ModelBest forStrengthsWeaknesses
GPT-5-codexComplex tasks, implementation, and debuggingPrecision, deep code understandingSlower, awkward when changing direction
Claude Sonnet 4Routine tasks, minor refactoringSpeed, navigationTendency towards complication, disregarding existing logic
Claude Sonnet 4.5Quick edits across multiple filesFast on small batches of changes, strong testing workflowNo quality gain on complex work
Gemini 2.5 ProBrainstorming, architectural decisions, planningConceptual thinking, 'pushback' on bad ideasUnpredictable for coding, prone to hallucinations

Personal Reality Check

These AI agents generate hundreds or thousands of lines of code in minutes. I often find myself in situations where I simply cannot read and understand everything they've produced in the time available. This is both powerful and dangerous.
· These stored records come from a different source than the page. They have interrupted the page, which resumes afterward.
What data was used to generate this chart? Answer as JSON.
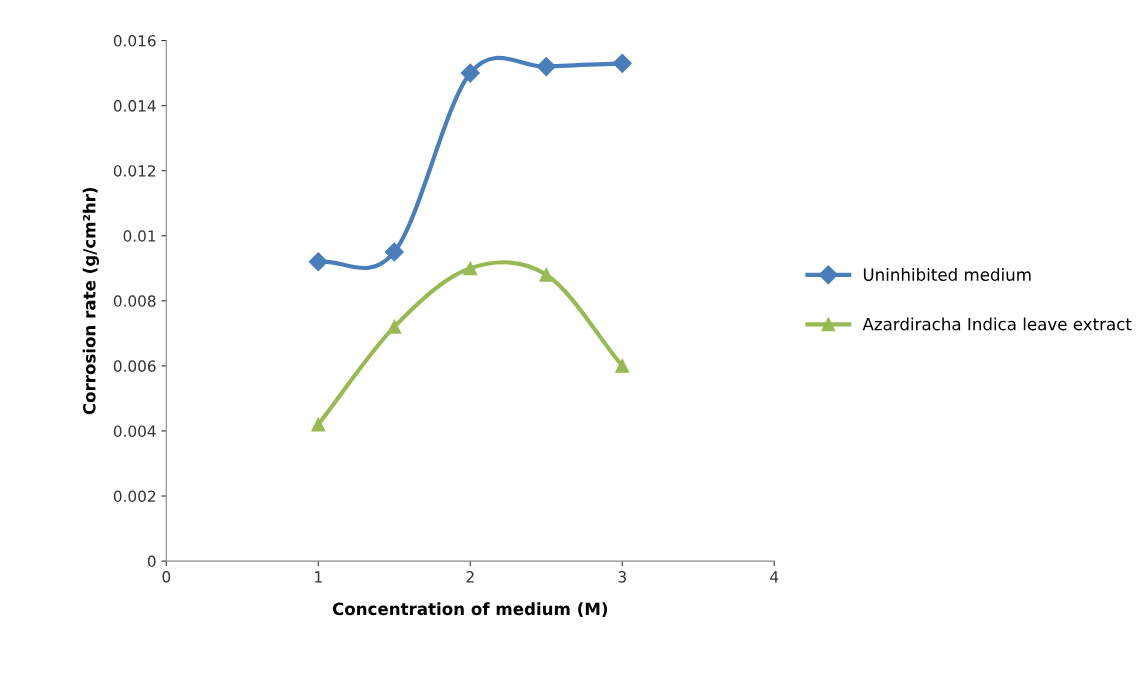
{
  "chart_data": {
    "type": "line",
    "xlabel": "Concentration of medium (M)",
    "ylabel": "Corrosion rate (g/cm²hr)",
    "x": [
      1,
      1.5,
      2,
      2.5,
      3
    ],
    "series": [
      {
        "name": "Uninhibited medium",
        "color": "#4a7ebb",
        "marker": "diamond",
        "values": [
          0.0092,
          0.0095,
          0.015,
          0.0152,
          0.0153
        ]
      },
      {
        "name": "Azardiracha Indica leave extract",
        "color": "#98b954",
        "marker": "triangle",
        "values": [
          0.0042,
          0.0072,
          0.009,
          0.0088,
          0.006
        ]
      }
    ],
    "xlim": [
      0,
      4
    ],
    "xticks": [
      0,
      1,
      2,
      3,
      4
    ],
    "ylim": [
      0,
      0.016
    ],
    "yticks": [
      0,
      0.002,
      0.004,
      0.006,
      0.008,
      0.01,
      0.012,
      0.014,
      0.016
    ],
    "grid": false,
    "legend": "right",
    "line_style": "solid"
  }
}
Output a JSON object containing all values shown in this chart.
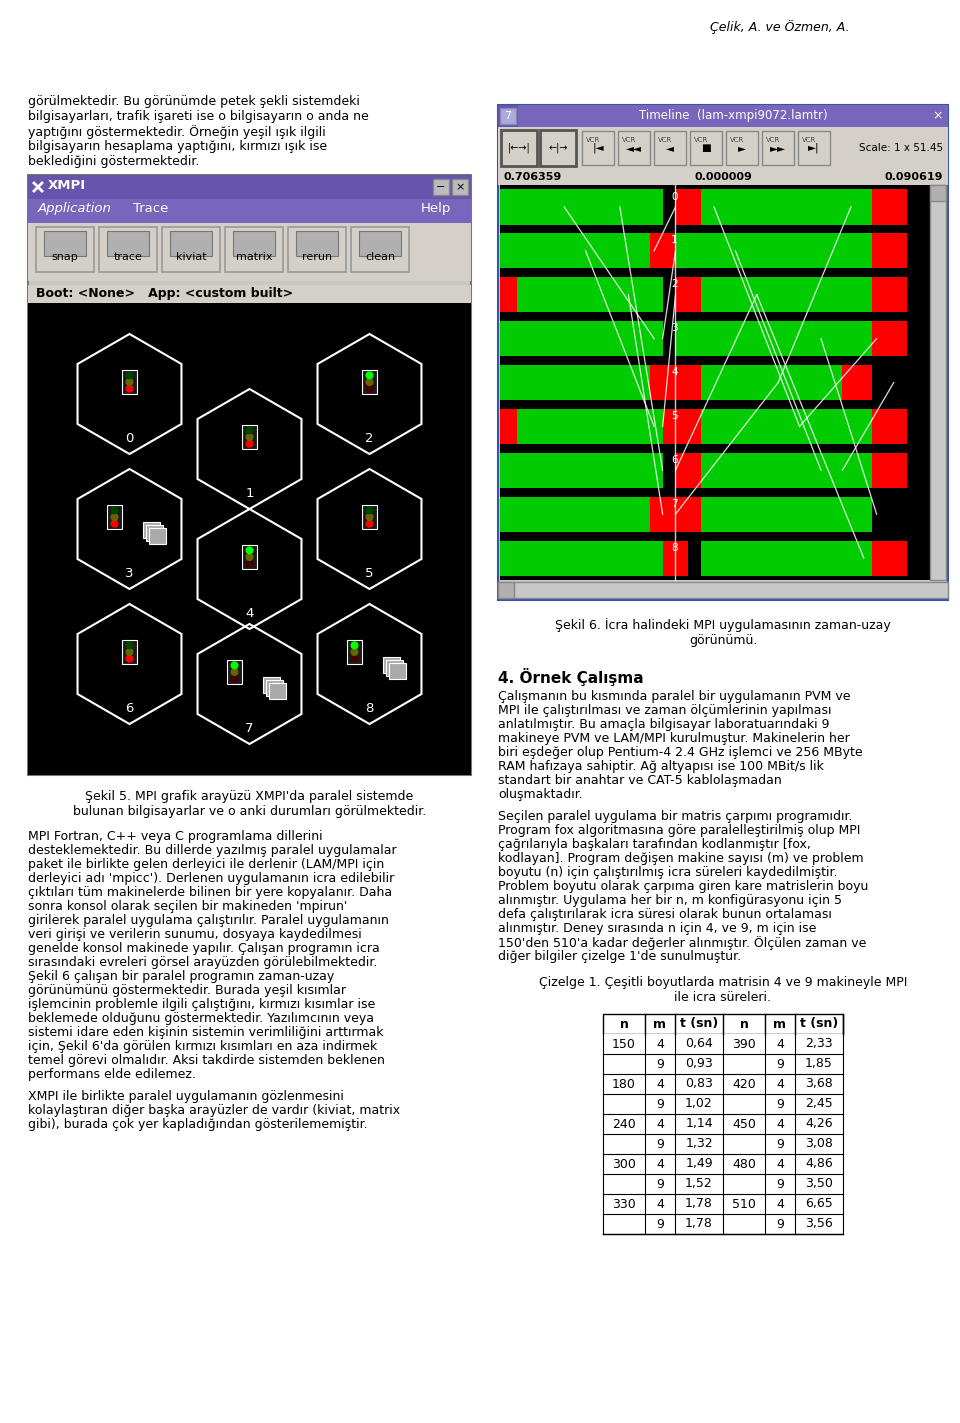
{
  "header_text": "Çelik, A. ve Özmen, A.",
  "top_left_paragraph": "görülmektedir. Bu görünümde petek şekli sistemdeki bilgisayarları, trafik işareti ise o bilgisayarın o anda ne yaptığını göstermektedir. Örneğin yeşil ışık ilgili bilgisayarın hesaplama yaptığını, kırmızı ışık ise beklediğini göstermektedir.",
  "fig5_caption_line1": "Şekil 5. MPI grafik arayüzü XMPI'da paralel sistemde",
  "fig5_caption_line2": "bulunan bilgisayarlar ve o anki durumları görülmektedir.",
  "body_left_lines": [
    "MPI Fortran, C++ veya C programlama dillerini",
    "desteklemektedir. Bu dillerde yazılmış paralel uygulamalar",
    "paket ile birlikte gelen derleyici ile derlenir (LAM/MPI için",
    "derleyici adı 'mpicc'). Derlenen uygulamanın icra edilebilir",
    "çıktıları tüm makinelerde bilinen bir yere kopyalanır. Daha",
    "sonra konsol olarak seçilen bir makineden 'mpirun'",
    "girilerek paralel uygulama çalıştırılır. Paralel uygulamanın",
    "veri girişi ve verilerin sunumu, dosyaya kaydedilmesi",
    "genelde konsol makinede yapılır. Çalışan programın icra",
    "sırasındaki evreleri görsel arayüzden görülebilmektedir.",
    "Şekil 6 çalışan bir paralel programın zaman-uzay",
    "görünümünü göstermektedir. Burada yeşil kısımlar",
    "işlemcinin problemle ilgili çalıştığını, kırmızı kısımlar ise",
    "beklemede olduğunu göstermektedir. Yazılımcının veya",
    "sistemi idare eden kişinin sistemin verimliliğini arttırmak",
    "için, Şekil 6'da görülen kırmızı kısımları en aza indirmek",
    "temel görevi olmalıdır. Aksi takdirde sistemden beklenen",
    "performans elde edilemez.",
    "",
    "XMPI ile birlikte paralel uygulamanın gözlenmesini",
    "kolaylaştıran diğer başka arayüzler de vardır (kiviat, matrix",
    "gibi), burada çok yer kapladığından gösterilememiştir."
  ],
  "fig6_caption_line1": "Şekil 6. İcra halindeki MPI uygulamasının zaman-uzay",
  "fig6_caption_line2": "görünümü.",
  "section4_title": "4. Örnek Çalışma",
  "body_right_lines": [
    "Çalışmanın bu kısmında paralel bir uygulamanın PVM ve",
    "MPI ile çalıştırılması ve zaman ölçümlerinin yapılması",
    "anlatılmıştır. Bu amaçla bilgisayar laboratuarındaki 9",
    "makineye PVM ve LAM/MPI kurulmuştur. Makinelerin her",
    "biri eşdeğer olup Pentium-4 2.4 GHz işlemci ve 256 MByte",
    "RAM hafızaya sahiptir. Ağ altyapısı ise 100 MBit/s lik",
    "standart bir anahtar ve CAT-5 kablolaşmadan",
    "oluşmaktadır.",
    "",
    "Seçilen paralel uygulama bir matris çarpımı programıdır.",
    "Program fox algoritmasına göre paralelleştirilmiş olup MPI",
    "çağrılarıyla başkaları tarafından kodlanmıştır [fox,",
    "kodlayan]. Program değişen makine sayısı (m) ve problem",
    "boyutu (n) için çalıştırılmış icra süreleri kaydedilmiştir.",
    "Problem boyutu olarak çarpıma giren kare matrislerin boyu",
    "alınmıştır. Uygulama her bir n, m konfigürasyonu için 5",
    "defa çalıştırılarak icra süresi olarak bunun ortalaması",
    "alınmıştır. Deney sırasında n için 4, ve 9, m için ise",
    "150'den 510'a kadar değerler alınmıştır. Ölçülen zaman ve",
    "diğer bilgiler çizelge 1'de sunulmuştur."
  ],
  "table_title_line1": "Çizelge 1. Çeşitli boyutlarda matrisin 4 ve 9 makineyle MPI",
  "table_title_line2": "ile icra süreleri.",
  "table_headers": [
    "n",
    "m",
    "t (sn)",
    "n",
    "m",
    "t (sn)"
  ],
  "table_rows": [
    [
      "150",
      "4",
      "0,64",
      "390",
      "4",
      "2,33"
    ],
    [
      "",
      "9",
      "0,93",
      "",
      "9",
      "1,85"
    ],
    [
      "180",
      "4",
      "0,83",
      "420",
      "4",
      "3,68"
    ],
    [
      "",
      "9",
      "1,02",
      "",
      "9",
      "2,45"
    ],
    [
      "240",
      "4",
      "1,14",
      "450",
      "4",
      "4,26"
    ],
    [
      "",
      "9",
      "1,32",
      "",
      "9",
      "3,08"
    ],
    [
      "300",
      "4",
      "1,49",
      "480",
      "4",
      "4,86"
    ],
    [
      "",
      "9",
      "1,52",
      "",
      "9",
      "3,50"
    ],
    [
      "330",
      "4",
      "1,78",
      "510",
      "4",
      "6,65"
    ],
    [
      "",
      "9",
      "1,78",
      "",
      "9",
      "3,56"
    ]
  ],
  "win_title_color": "#6655aa",
  "menu_bar_color": "#7766bb",
  "toolbar_bg": "#d4d0c8",
  "canvas_bg": "#000000",
  "trace_window_border": "#3344aa",
  "timeline_bar_color": "#7766bb",
  "vcr_bar_color": "#d4d0c8"
}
This is the trade-off with AI-assisted development today: you gain speed, but you give up some degree of complete understanding.

My Approach Now

  • For critical paths: review every line, with no exceptions
  • For boilerplate/tests: check patterns and edge cases
  • For exploratory code: run tests instead of line-by-line review
  • Always: keep the ability to debug what you didn't write

Which Model is the Best?

Choosing a single winner can be difficult because it depends on the use case. Claude Code Sonnet 4.5 stays fast and maneuverable, so you can lean on it for quick edits that touch several files and for running the testing loop. Gemini provides the best support in high-level business planning and brainstorming. Codex gives the best results when working on complex issues that require in-depth knowledge of the project or debugging.

Ultimately, there is no single "best model." The key is knowing when to use each of their unique capabilities. Use the right tool at the right time and you will feel the difference.

Summary

Detailed analysis of AI tools for developers after 10 months of use.